Pour célébrer cette acquisition, la conservatrice Rachel King a écrit un nouveau livre, intitulé « The Tudor Heart », sur le trésor légendaire, dans le cadre de la série « Object in Focus » du musée.
Le « cœur Tudor » a été redécouvert en 2019 par un détecteur de métaux qui fouillait dans la boue dans le North Warwickshire, en Angleterre.
Le pendentif en or 24 carats en forme de cœur est décoré d'émail, représentant les initiales et les emblèmes d'Henri VIII et de Catherine d'Aragon.
Le devant du pendentif « Tudor Heart » présente un plant de grenade (à droite) entrelacé avec un rosier Tudor (à gauche), symboles respectivement de Katherine d'Aragon et d'Henri VIII. (© Les administrateurs du British Museum).
Sur le devant du pendentif se trouve la phrase « TOVS IORS » en émail rouge, considérée comme un jeu de mots sur le mot français toujours (« toujours »), avec un espacement qui fait sonner « tous (tous) vôtres » lorsqu'il est lu à haute voix, a indiqué le musée.
La devise figure également au revers en émail noir, aux côtés des initiales « H » et « K » en émail rouge.
Le pendentif est suspendu à une chaîne en or à 75 maillons, fabriquée à partir de plus de trois mètres (118 pouces) de fil d'or, et constitue le plus ancien exemple connu de ce type à avoir survécu, a indiqué le musée.
Le nouveau livre de King partage plus d'informations sur la façon dont l'artefact a été trouvé et examine le pendentif en détail.
Il explore de nouvelles recherches scientifiques sur ses matériaux et une discussion sur ses motifs et inscriptions, tout en partageant également son contexte historique plus large.
King est le conservateur du musée de la Renaissance européenne et du legs Waddesdon, une collection de près de 300 objets, dont des bijoux, laissée au British Museum en 1898 par le baron Ferdinand Rothschild.
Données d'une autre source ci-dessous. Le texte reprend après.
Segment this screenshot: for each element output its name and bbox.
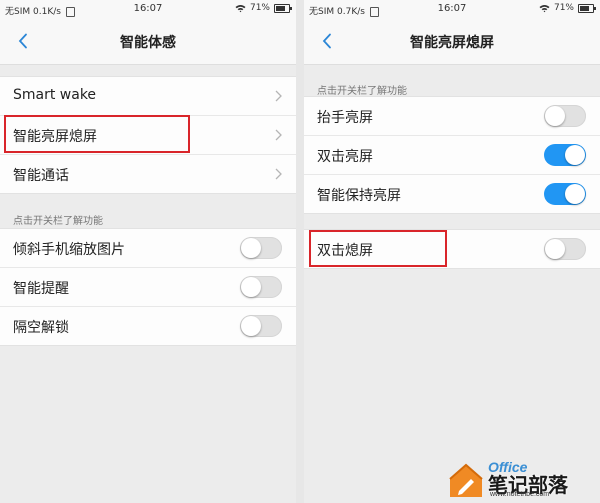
section-hint: 点击开关栏了解功能 bbox=[13, 216, 103, 227]
nav-bar: 智能亮屏熄屏 bbox=[304, 18, 600, 65]
toggle-switch[interactable] bbox=[544, 144, 586, 166]
left-screen: 无SIM 0.1K/s 16:07 71% 智能体感 Smart wake 智能… bbox=[0, 0, 296, 503]
list-item-smart-screen-onoff[interactable]: 智能亮屏熄屏 bbox=[0, 116, 296, 155]
battery-percent: 71% bbox=[553, 3, 574, 13]
page-title: 智能体感 bbox=[120, 35, 176, 51]
toggle-list: 倾斜手机缩放图片 智能提醒 隔空解锁 bbox=[0, 228, 296, 346]
wifi-icon bbox=[539, 4, 550, 12]
battery-percent: 71% bbox=[249, 3, 270, 13]
battery-icon bbox=[274, 3, 292, 13]
toggle-label: 智能保持亮屏 bbox=[317, 188, 401, 204]
toggle-knob bbox=[545, 106, 565, 126]
toggle-knob bbox=[565, 184, 585, 204]
battery-icon bbox=[578, 3, 596, 13]
toggle-row-double-tap-sleep[interactable]: 双击熄屏 bbox=[304, 230, 600, 268]
toggle-knob bbox=[241, 316, 261, 336]
toggle-label: 智能提醒 bbox=[13, 281, 69, 297]
house-logo-icon bbox=[449, 463, 483, 497]
list-item-smart-wake[interactable]: Smart wake bbox=[0, 77, 296, 116]
section-hint: 点击开关栏了解功能 bbox=[317, 86, 407, 97]
toggle-switch[interactable] bbox=[544, 183, 586, 205]
toggle-row-smart-reminder[interactable]: 智能提醒 bbox=[0, 268, 296, 307]
status-bar: 无SIM 0.1K/s 16:07 71% bbox=[0, 0, 296, 18]
page-title: 智能亮屏熄屏 bbox=[410, 35, 494, 51]
list-item-label: 智能亮屏熄屏 bbox=[13, 129, 97, 145]
list-item-label: 智能通话 bbox=[13, 168, 69, 184]
toggle-knob bbox=[565, 145, 585, 165]
list-item-smart-call[interactable]: 智能通话 bbox=[0, 155, 296, 193]
toggle-knob bbox=[241, 277, 261, 297]
toggle-list: 抬手亮屏 双击亮屏 智能保持亮屏 bbox=[304, 96, 600, 214]
toggle-label: 双击亮屏 bbox=[317, 149, 373, 165]
watermark: Office 笔记部落 www.notetribe.com bbox=[446, 455, 598, 501]
toggle-row-double-tap-wake[interactable]: 双击亮屏 bbox=[304, 136, 600, 175]
nav-bar: 智能体感 bbox=[0, 18, 296, 65]
toggle-row-air-unlock[interactable]: 隔空解锁 bbox=[0, 307, 296, 345]
toggle-label: 隔空解锁 bbox=[13, 320, 69, 336]
status-right-group: 71% bbox=[235, 3, 292, 13]
watermark-url: www.notetribe.com bbox=[490, 491, 550, 498]
toggle-switch[interactable] bbox=[544, 238, 586, 260]
toggle-switch[interactable] bbox=[240, 276, 282, 298]
toggle-label: 倾斜手机缩放图片 bbox=[13, 242, 125, 258]
toggle-knob bbox=[241, 238, 261, 258]
right-screen: 无SIM 0.7K/s 16:07 71% 智能亮屏熄屏 点击开关栏了解功能 抬… bbox=[304, 0, 600, 503]
toggle-label: 抬手亮屏 bbox=[317, 110, 373, 126]
toggle-switch[interactable] bbox=[544, 105, 586, 127]
toggle-row-raise-to-wake[interactable]: 抬手亮屏 bbox=[304, 97, 600, 136]
status-bar: 无SIM 0.7K/s 16:07 71% bbox=[304, 0, 600, 18]
chevron-right-icon bbox=[275, 129, 282, 141]
toggle-switch[interactable] bbox=[240, 315, 282, 337]
chevron-right-icon bbox=[275, 168, 282, 180]
toggle-row-smart-stay-awake[interactable]: 智能保持亮屏 bbox=[304, 175, 600, 213]
feature-list: Smart wake 智能亮屏熄屏 智能通话 bbox=[0, 76, 296, 194]
toggle-switch[interactable] bbox=[240, 237, 282, 259]
list-item-label: Smart wake bbox=[13, 87, 97, 103]
toggle-knob bbox=[545, 239, 565, 259]
chevron-right-icon bbox=[275, 90, 282, 102]
wifi-icon bbox=[235, 4, 246, 12]
toggle-list-2: 双击熄屏 bbox=[304, 229, 600, 269]
toggle-label: 双击熄屏 bbox=[317, 243, 373, 259]
status-right-group: 71% bbox=[539, 3, 596, 13]
toggle-row-tilt-zoom[interactable]: 倾斜手机缩放图片 bbox=[0, 229, 296, 268]
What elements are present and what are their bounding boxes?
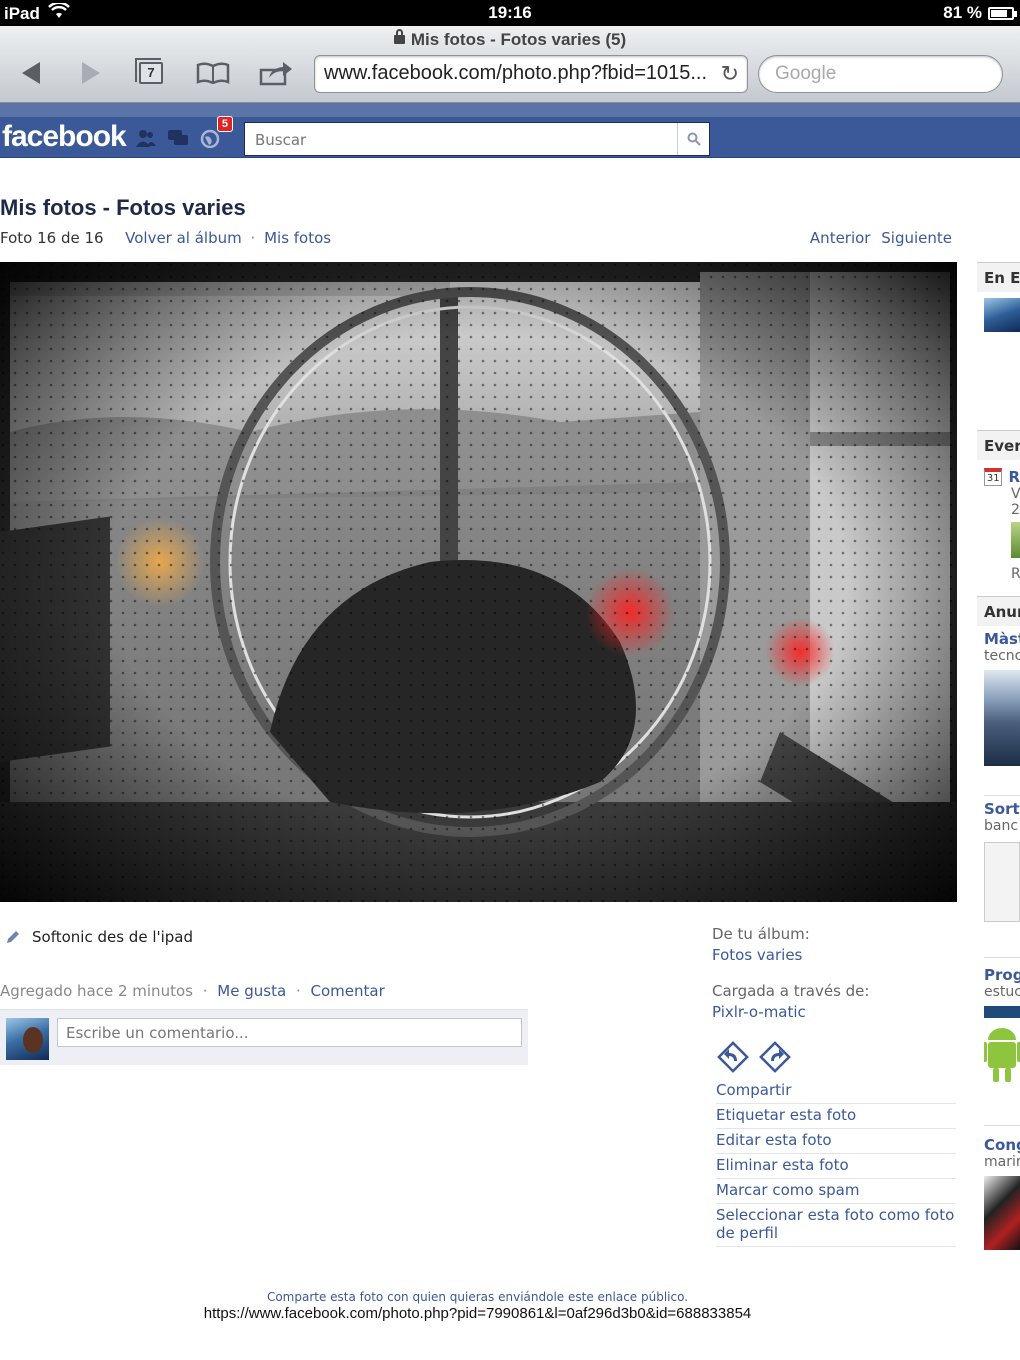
- photo-caption: Softonic des de l'ipad: [6, 928, 193, 946]
- ad-3-title[interactable]: Prog: [977, 966, 1020, 984]
- ad-1-image[interactable]: [984, 670, 1020, 766]
- mark-spam-action[interactable]: Marcar como spam: [716, 1179, 956, 1204]
- next-photo-link[interactable]: Siguiente: [881, 229, 952, 247]
- back-arrow-icon: [22, 62, 40, 84]
- notifications-badge: 5: [216, 116, 233, 132]
- browser-search-field[interactable]: Google: [758, 55, 1003, 93]
- photo-counter: Foto 16 de 16: [0, 229, 104, 247]
- sidebar-heading-events: Ever: [977, 430, 1020, 460]
- tab-count: 7: [147, 65, 155, 80]
- tabs-icon: 7: [135, 58, 163, 84]
- notification-jewels: 5: [135, 116, 233, 149]
- separator: ·: [202, 982, 208, 1000]
- photo-activity-line: Agregado hace 2 minutos · Me gusta · Com…: [0, 982, 385, 1000]
- photo-image: [0, 262, 957, 902]
- separator: ·: [295, 982, 301, 1000]
- comment-input[interactable]: Escribe un comentario...: [57, 1018, 522, 1047]
- delete-photo-action[interactable]: Eliminar esta foto: [716, 1154, 956, 1179]
- like-link[interactable]: Me gusta: [217, 982, 286, 1000]
- share-action[interactable]: Compartir: [716, 1079, 956, 1104]
- photo-info: De tu álbum: Fotos varies Cargada a trav…: [712, 925, 957, 1039]
- previous-photo-link[interactable]: Anterior: [810, 229, 871, 247]
- url-field[interactable]: www.facebook.com/photo.php?fbid=1015... …: [314, 55, 748, 93]
- share-icon: [259, 62, 292, 86]
- my-photos-link[interactable]: Mis fotos: [264, 229, 331, 247]
- messages-icon[interactable]: [167, 128, 189, 148]
- photo-navigation-meta: Foto 16 de 16 Volver al álbum · Mis foto…: [0, 229, 331, 247]
- uploaded-label: Cargada a través de:: [712, 982, 870, 1000]
- search-placeholder: Buscar: [255, 131, 307, 149]
- event-detail-3: R: [1011, 566, 1020, 582]
- facebook-logo[interactable]: facebook: [2, 120, 127, 154]
- user-avatar: [6, 1018, 49, 1060]
- sidebar-heading-ads: Anur: [977, 596, 1020, 626]
- bookmarks-icon: [196, 62, 230, 84]
- back-button[interactable]: [14, 58, 48, 88]
- browser-page-title: Mis fotos - Fotos varies (5): [0, 29, 1020, 50]
- ad-3-subtitle: estuc: [984, 984, 1020, 1000]
- browser-title-text: Mis fotos - Fotos varies (5): [410, 30, 627, 49]
- album-label: De tu álbum:: [712, 925, 810, 943]
- facebook-search-input[interactable]: Buscar: [244, 122, 710, 156]
- event-detail-1: V: [1011, 486, 1020, 502]
- share-note: Comparte esta foto con quien quieras env…: [266, 1290, 689, 1304]
- url-text: www.facebook.com/photo.php?fbid=1015...: [324, 62, 708, 84]
- uploaded-via-link[interactable]: Pixlr-o-matic: [712, 1003, 957, 1021]
- ad-1-title[interactable]: Màst: [977, 630, 1020, 648]
- event-thumbnail[interactable]: [1011, 522, 1020, 558]
- ad-2-title[interactable]: Sorte: [977, 800, 1020, 818]
- header-strip: [0, 103, 1020, 117]
- edit-photo-action[interactable]: Editar esta foto: [716, 1129, 956, 1154]
- main-photo[interactable]: [0, 262, 957, 902]
- rotate-left-icon[interactable]: [716, 1040, 750, 1074]
- forward-arrow-icon: [82, 62, 100, 84]
- calendar-icon: 31: [984, 468, 1003, 486]
- ad-2-image[interactable]: [984, 842, 1020, 922]
- photo-pager: Anterior Siguiente: [810, 229, 952, 247]
- event-link[interactable]: R: [1008, 468, 1020, 486]
- rotate-right-icon[interactable]: [758, 1040, 792, 1074]
- back-to-album-link[interactable]: Volver al álbum: [125, 229, 242, 247]
- reload-icon[interactable]: ↻: [721, 61, 739, 87]
- sidebar-heading-1: En E: [977, 262, 1020, 292]
- clock: 19:16: [488, 3, 532, 22]
- comment-composer: Escribe un comentario...: [0, 1009, 528, 1065]
- right-sidebar: En E Ever 31 R V 2 R Anur Màst tecnc Sor…: [977, 262, 1020, 1360]
- added-time: Agregado hace 2 minutos: [0, 982, 193, 1000]
- battery-icon: [988, 6, 1017, 20]
- lock-icon: [393, 29, 405, 44]
- pencil-icon[interactable]: [6, 930, 20, 944]
- search-icon[interactable]: [677, 123, 709, 155]
- make-profile-photo-action[interactable]: Seleccionar esta foto como foto de perfi…: [716, 1204, 956, 1247]
- ad-1-subtitle: tecnc: [984, 648, 1020, 664]
- android-icon[interactable]: [984, 1006, 1020, 1098]
- browser-toolbar: Mis fotos - Fotos varies (5) 7 www.faceb…: [0, 26, 1020, 103]
- status-bar: iPad 19:16 81 %: [0, 0, 1020, 26]
- ad-4-title[interactable]: Cong: [977, 1136, 1020, 1154]
- share-button[interactable]: [259, 58, 293, 88]
- comment-link[interactable]: Comentar: [311, 982, 385, 1000]
- bookmarks-button[interactable]: [196, 58, 230, 88]
- album-name-link[interactable]: Fotos varies: [712, 946, 957, 964]
- ad-4-image[interactable]: [984, 1176, 1020, 1250]
- caption-text: Softonic des de l'ipad: [32, 928, 194, 946]
- forward-button[interactable]: [74, 58, 108, 88]
- rotate-controls: [716, 1040, 792, 1074]
- separator: ·: [250, 229, 256, 247]
- album-title: Mis fotos - Fotos varies: [0, 195, 246, 220]
- tag-photo-action[interactable]: Etiquetar esta foto: [716, 1104, 956, 1129]
- battery-percent: 81 %: [943, 3, 982, 22]
- sidebar-avatar[interactable]: [984, 298, 1020, 332]
- tabs-button[interactable]: 7: [134, 58, 168, 88]
- event-detail-2: 2: [1011, 502, 1020, 518]
- public-share-url[interactable]: https://www.facebook.com/photo.php?pid=7…: [0, 1305, 955, 1322]
- battery-fill: [991, 9, 1007, 17]
- friend-requests-icon[interactable]: [135, 128, 157, 148]
- notifications-globe-icon[interactable]: 5: [199, 116, 233, 149]
- photo-actions-list: Compartir Etiquetar esta foto Editar est…: [716, 1079, 956, 1247]
- ad-2-subtitle: banc: [984, 818, 1019, 834]
- ad-4-subtitle: marir: [984, 1154, 1020, 1170]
Le pendentif pourrait avoir été créé pour un tournoi organisé en octobre 1518 pour marquer les fiançailles de leur fille, la princesse Mary, avec l'héritier présomptif français, a indiqué le musée, sur la base de ses recherches.
Henri VIII demandait souvent aux orfèvres londoniens de créer des bijoux pour les grandes célébrations et occasions d'État. Ces pièces n'étaient portées que brièvement par les membres de la cour pour « créer une impression de grande splendeur », précise le musée.
Le livre de King affirme que le cœur Tudor est « un témoin important des ambitions d'Henri au cours des premières années de son long règne ».
Il s'agit de son premier et plus long mariage et commémore les fiançailles de sa fille avec le fils en bas âge du roi de France.
Il montre également la magnificence de sa cour avant l'arrivée de l'artiste Hans Holbein le Jeune, écrit King, ce qui changea complètement son style.
Henri VIII a chargé l'artiste de créer une peinture murale de la famille royale pour le palais de Whitehall à Londres, selon la National Portrait Gallery.
« The Tudor Heart » de Rachel King sortira le mois prochain.
Le livre de 64 pages coûte 8 £ (11 $) et sera disponible sur la boutique en ligne du British Museum.
King organisera également des conférences sur le livre lors de festivals et dans des librairies régionales du Royaume-Uni.